The OLSA Web services are only for server-to-server communication. Customers should not implement browser based user interfaces that allow direct access to the OLSA Web service. Instead the user interface should always send requests back to the customer application, and the customer application should issue the actual OLSA Web service call.

Some OLSA Web service calls return a launch URL. Launch URLs can be for accessing training content or for accessing the OLSA environment. In either case, launch URLs may be embedded in user interfaces but not the OLSA Web service call that returns them. A launch URL is secured with an OLSA session ID that is time limited, usually several hours, and user specific. A launch URL should not be persisted for long-term storage but should be used as soon as it is received by the customer application. A launch URL should be treated as an opaque value, its format and contents are subject to change from one release of OLSA to another.

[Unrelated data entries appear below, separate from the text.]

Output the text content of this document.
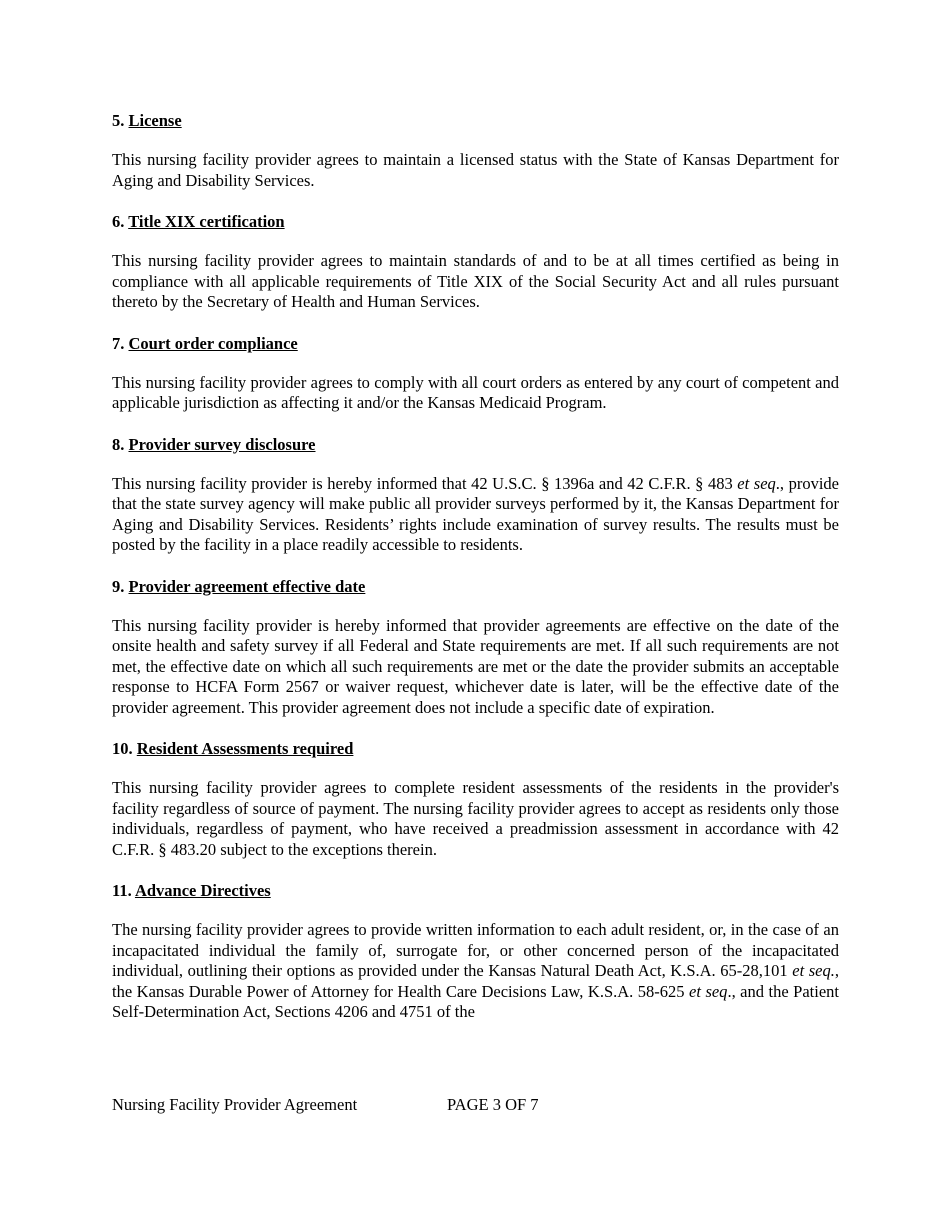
5. License

This nursing facility provider agrees to maintain a licensed status with the State of Kansas Department for Aging and Disability Services.

6. Title XIX certification

This nursing facility provider agrees to maintain standards of and to be at all times certified as being in compliance with all applicable requirements of Title XIX of the Social Security Act and all rules pursuant thereto by the Secretary of Health and Human Services.

7. Court order compliance

This nursing facility provider agrees to comply with all court orders as entered by any court of competent and applicable jurisdiction as affecting it and/or the Kansas Medicaid Program.

8. Provider survey disclosure

This nursing facility provider is hereby informed that 42 U.S.C. § 1396a and 42 C.F.R. § 483 et seq., provide that the state survey agency will make public all provider surveys performed by it, the Kansas Department for Aging and Disability Services. Residents’ rights include examination of survey results. The results must be posted by the facility in a place readily accessible to residents.

9. Provider agreement effective date

This nursing facility provider is hereby informed that provider agreements are effective on the date of the onsite health and safety survey if all Federal and State requirements are met. If all such requirements are not met, the effective date on which all such requirements are met or the date the provider submits an acceptable response to HCFA Form 2567 or waiver request, whichever date is later, will be the effective date of the provider agreement. This provider agreement does not include a specific date of expiration.

10. Resident Assessments required

This nursing facility provider agrees to complete resident assessments of the residents in the provider's facility regardless of source of payment. The nursing facility provider agrees to accept as residents only those individuals, regardless of payment, who have received a preadmission assessment in accordance with 42 C.F.R. § 483.20 subject to the exceptions therein.

11. Advance Directives

The nursing facility provider agrees to provide written information to each adult resident, or, in the case of an incapacitated individual the family of, surrogate for, or other concerned person of the incapacitated individual, outlining their options as provided under the Kansas Natural Death Act, K.S.A. 65-28,101 et seq., the Kansas Durable Power of Attorney for Health Care Decisions Law, K.S.A. 58-625 et seq., and the Patient Self-Determination Act, Sections 4206 and 4751 of the

Nursing Facility Provider Agreement	PAGE 3 OF 7
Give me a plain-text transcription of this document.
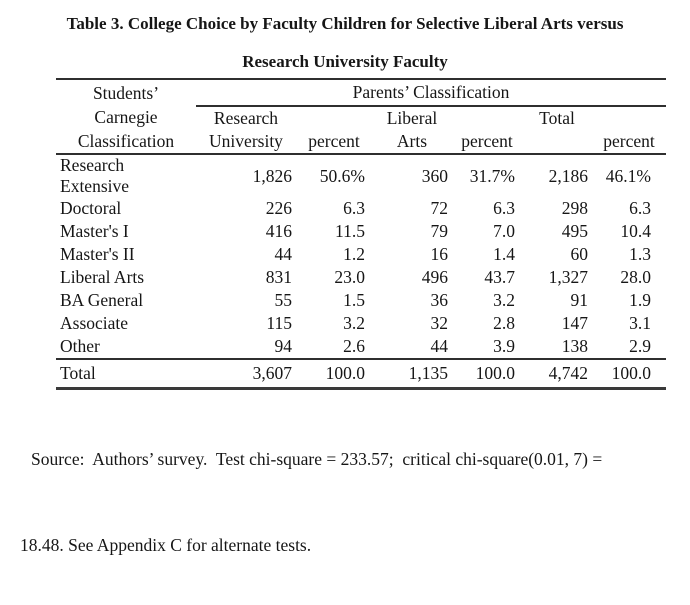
Table 3. College Choice by Faculty Children for Selective Liberal Arts versus
Research University Faculty
Students’
Carnegie
Classification	Parents’ Classification					
	Research		Liberal		Total	
	University	percent	Arts	percent		percent
Research Extensive	1,826	50.6%	360	31.7%	2,186	46.1%
Doctoral	226	6.3	72	6.3	298	6.3
Master's I	416	11.5	79	7.0	495	10.4
Master's II	44	1.2	16	1.4	60	1.3
Liberal Arts	831	23.0	496	43.7	1,327	28.0
BA General	55	1.5	36	3.2	91	1.9
Associate	115	3.2	32	2.8	147	3.1
Other	94	2.6	44	3.9	138	2.9
Total	3,607	100.0	1,135	100.0	4,742	100.0

Source:  Authors’ survey.  Test chi-square = 233.57;  critical chi-square(0.01, 7) =

18.48. See Appendix C for alternate tests.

Note: All documented URLs use the .com domain as an example only. If your data center is located outside the United States, replace this with the correct domain for your locale. For instance, European data centers use the .eu domain. China data centers use the .cn domain.

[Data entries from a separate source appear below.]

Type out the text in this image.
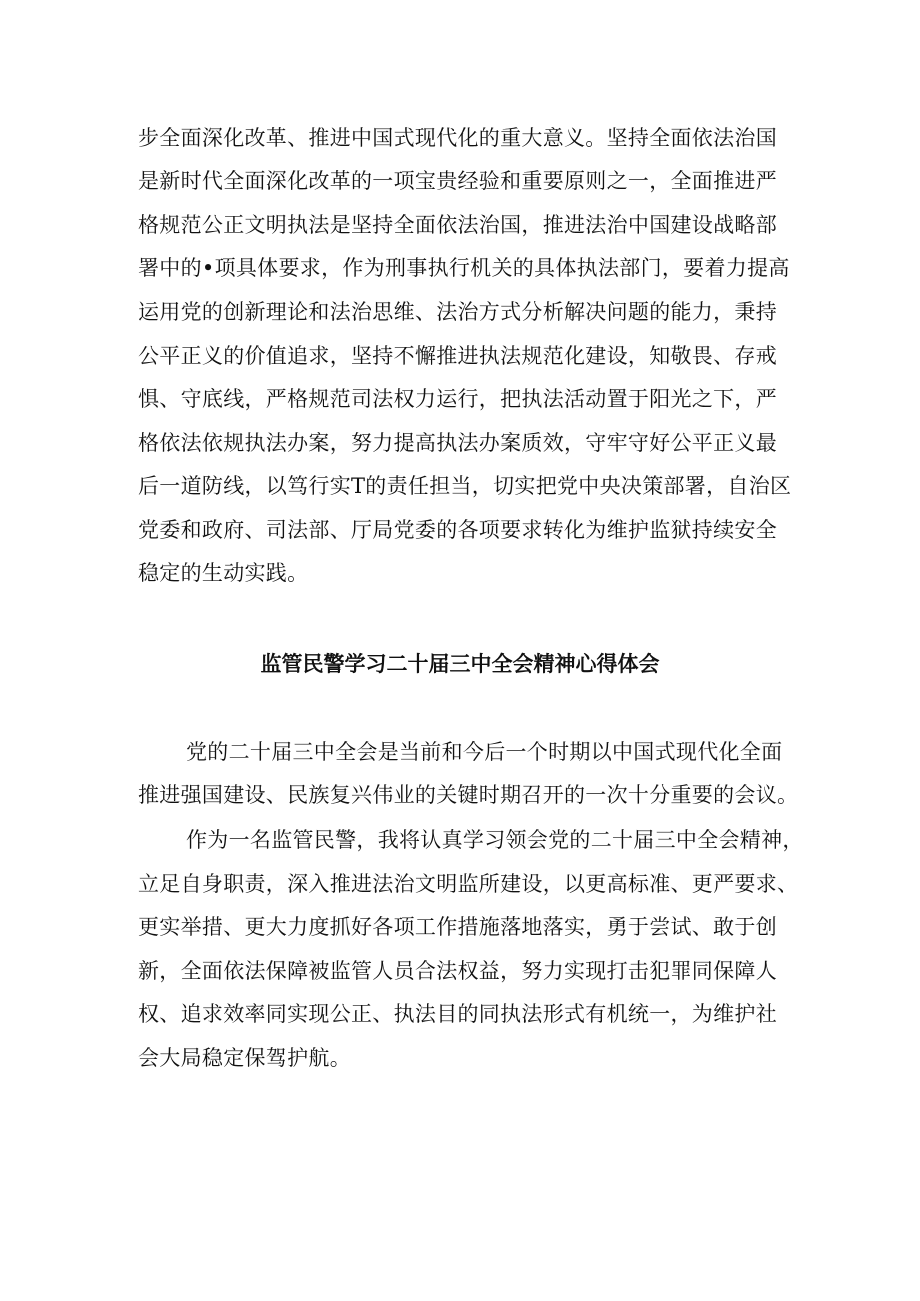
步全面深化改革、推进中国式现代化的重大意义。坚持全面依法治国
是新时代全面深化改革的一项宝贵经验和重要原则之一，全面推进严
格规范公正文明执法是坚持全面依法治国，推进法治中国建设战略部
署中的•项具体要求，作为刑事执行机关的具体执法部门，要着力提高
运用党的创新理论和法治思维、法治方式分析解决问题的能力，秉持
公平正义的价值追求，坚持不懈推进执法规范化建设，知敬畏、存戒
惧、守底线，严格规范司法权力运行，把执法活动置于阳光之下，严
格依法依规执法办案，努力提高执法办案质效，守牢守好公平正义最
后一道防线，以笃行实T的责任担当，切实把党中央决策部署，自治区
党委和政府、司法部、厅局党委的各项要求转化为维护监狱持续安全
稳定的生动实践。
监管民警学习二十届三中全会精神心得体会
党的二十届三中全会是当前和今后一个时期以中国式现代化全面
推进强国建设、民族复兴伟业的关键时期召开的一次十分重要的会议。
作为一名监管民警，我将认真学习领会党的二十届三中全会精神，
立足自身职责，深入推进法治文明监所建设，以更高标准、更严要求、
更实举措、更大力度抓好各项工作措施落地落实，勇于尝试、敢于创
新，全面依法保障被监管人员合法权益，努力实现打击犯罪同保障人
权、追求效率同实现公正、执法目的同执法形式有机统一，为维护社
会大局稳定保驾护航。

The following example illustrates how to access and process a launch URL:

  1. An end user logs into the customer application through a Web browser client.
  2. The customer application presents its user interface in the Web browser client.
  3. The user interface displays a link to access some feature in the OLSA environment.
  4. The end user clicks on the feature link.
  5. The link calls a Javascript openWindow to create a new browser window on the client that contains the request result. This first client request is sent to the customer application.
  6. The customer application receives the first request from the client, and makes the appropriate server-to-server OLSA Web service call. The call returns a launch URL that has an associated session ID which is time-limited and specific to the end-user.
  7. The customer application returns as a response to the first client request a Javascript sequence that does a redirect to the launch URL.
  8. The new window processes the response, for example, the redirect Javascript. The redirect Javascript is executed on the client that processes launch URL. The launch URL sends a second client request , which is sent to OLSA. OLSA returns the appropriate response, HTML in this case, and this response is now rendered in the new window.